Jorge miró. Ashur tenía razón: las tías caminaban como tíos. Rectas, decididas. Sin contonearse, sin balanceo del trasero, sin sexo en los pasos. Pasó. Si la tía como Beyoncé estaba ahí dentro iba a ir a por todas.
Vadim dijo que conocía al portero. Fue hasta él. Intercambiaron unas frases en ruso. Todo bien.
En el preciso momento en que Jorge, Vadim y Ashur iban a entrar, el portero levantó la mano. Pasó de la mirada inquisitiva de Vadim. El portero miraba hacia la calzada. La cola se detuvo. Se calló. La gente se giró.
Luces azules.
Un coche de policía aparcó junto a la acera.
Mierda*
.
Salieron dos maderos. Fueron hacia la cola.
El cerebro de Jorge, trabajando con la agudeza de la coca: ¿qué estaban buscando? ¿Debería pirarse o confiar en su nuevo aspecto? Una cosa era segura: si salía corriendo le perseguirían porque era sospechoso que se largara.
Se quedó. ¿Cómo había podido ser tan imbécil como para salir de farra?
Vadim cerró los ojos. Parecía que movía los labios pero no emitió ningún sonido.
Jorge se sentía más tenso que un sustituto nuevo en su colegio durante la primera clase. No se movió. No pensó. Hizo lo mismo que Vadim: cerró los ojos.
Miró la cola con ojos entornados. Un madero con una linterna.
Iluminó las caras de todos. Las tías que había al final del todo soltaron risitas.

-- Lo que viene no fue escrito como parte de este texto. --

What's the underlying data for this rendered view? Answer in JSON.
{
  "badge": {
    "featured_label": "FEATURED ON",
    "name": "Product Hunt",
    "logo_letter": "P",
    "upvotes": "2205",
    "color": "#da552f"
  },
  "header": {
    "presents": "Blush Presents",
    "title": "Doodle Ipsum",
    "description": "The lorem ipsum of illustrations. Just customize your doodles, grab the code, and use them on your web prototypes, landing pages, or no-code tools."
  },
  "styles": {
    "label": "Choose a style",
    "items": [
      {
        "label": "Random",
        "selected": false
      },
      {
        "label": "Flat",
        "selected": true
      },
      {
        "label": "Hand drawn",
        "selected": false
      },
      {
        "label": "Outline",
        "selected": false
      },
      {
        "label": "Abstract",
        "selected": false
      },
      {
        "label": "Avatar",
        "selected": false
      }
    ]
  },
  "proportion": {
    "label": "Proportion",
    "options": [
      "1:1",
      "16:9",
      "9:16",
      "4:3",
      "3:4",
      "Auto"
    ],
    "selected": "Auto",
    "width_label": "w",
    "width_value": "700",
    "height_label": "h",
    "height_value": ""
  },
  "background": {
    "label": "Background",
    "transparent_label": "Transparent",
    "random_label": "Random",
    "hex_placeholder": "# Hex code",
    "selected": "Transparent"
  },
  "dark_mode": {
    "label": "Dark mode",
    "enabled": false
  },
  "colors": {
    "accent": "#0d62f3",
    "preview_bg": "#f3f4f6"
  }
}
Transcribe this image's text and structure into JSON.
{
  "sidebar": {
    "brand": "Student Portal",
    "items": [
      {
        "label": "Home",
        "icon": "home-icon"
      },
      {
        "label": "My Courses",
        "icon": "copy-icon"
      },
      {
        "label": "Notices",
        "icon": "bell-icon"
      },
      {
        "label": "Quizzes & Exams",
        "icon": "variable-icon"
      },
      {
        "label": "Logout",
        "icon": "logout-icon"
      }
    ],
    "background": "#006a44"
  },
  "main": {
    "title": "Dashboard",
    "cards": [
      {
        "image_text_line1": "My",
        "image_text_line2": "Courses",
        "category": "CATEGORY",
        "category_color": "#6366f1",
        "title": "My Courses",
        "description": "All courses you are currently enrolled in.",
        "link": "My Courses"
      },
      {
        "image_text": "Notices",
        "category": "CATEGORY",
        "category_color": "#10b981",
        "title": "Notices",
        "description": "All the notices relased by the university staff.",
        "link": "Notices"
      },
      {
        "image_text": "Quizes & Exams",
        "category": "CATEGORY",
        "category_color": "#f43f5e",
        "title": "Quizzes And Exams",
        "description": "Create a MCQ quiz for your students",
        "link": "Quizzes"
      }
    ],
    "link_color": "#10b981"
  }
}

Como era de esperar, los tíos se pusieron en plan duro. Uno de ellos le dijo al policía de la linterna:
—Si no tenéis tarjeta de socio no vais a entrar.
El madero contestó:
—Tranquilo, chaval.
Una actitud de mierda.
Continuaron a lo largo de la cola. La gente preguntaba qué pasaba. Los policías mascullaron algo incomprensible.
Iluminaron a Ashur. Sonrió. Señaló al madero que tenía la linterna en la mano.
—Hola. Soy el dueño de Saxateket, en el centro comercial. Creo que unas mechas te quedarían muy bien.
De hecho, el policía sonrió.
Continuaron.
Iluminaron a Vadim. Mucho tiempo. Su rostro consumido atrajo la atención de la policía.
—Hola, Vadim —dijo el de la linterna—, ¿qué tal?
—Todo bien. De primera.
—¿Y sin movidas?
—Claro, como siempre.
—Sí, como siempre. —Ironía policial.
Jorge miraba hacia delante. Le parecía todo neblinoso. No podía concentrarse. El tiempo se detuvo.
¿Qué coño iba a hacer?
Paralizado.
Se acercaron a él. Le iluminaron la cara. Intentó relajarse. Sonreír lo justo.
JW, con la angustia del día siguiente. Se sentía como una patata asada con una gorra de plomo. Se había despertado a las ocho y media. Se arrastró de casa de Sophie a la suya. Se sentó en el suelo junto a la cama y tuvo náuseas durante veinte minutos. Luego se tomó cuatro vasos de agua en un intento desesperado por reducir la resaca. Después del agua vomitó en el inodoro, y se sintió claramente mejor. Se durmió.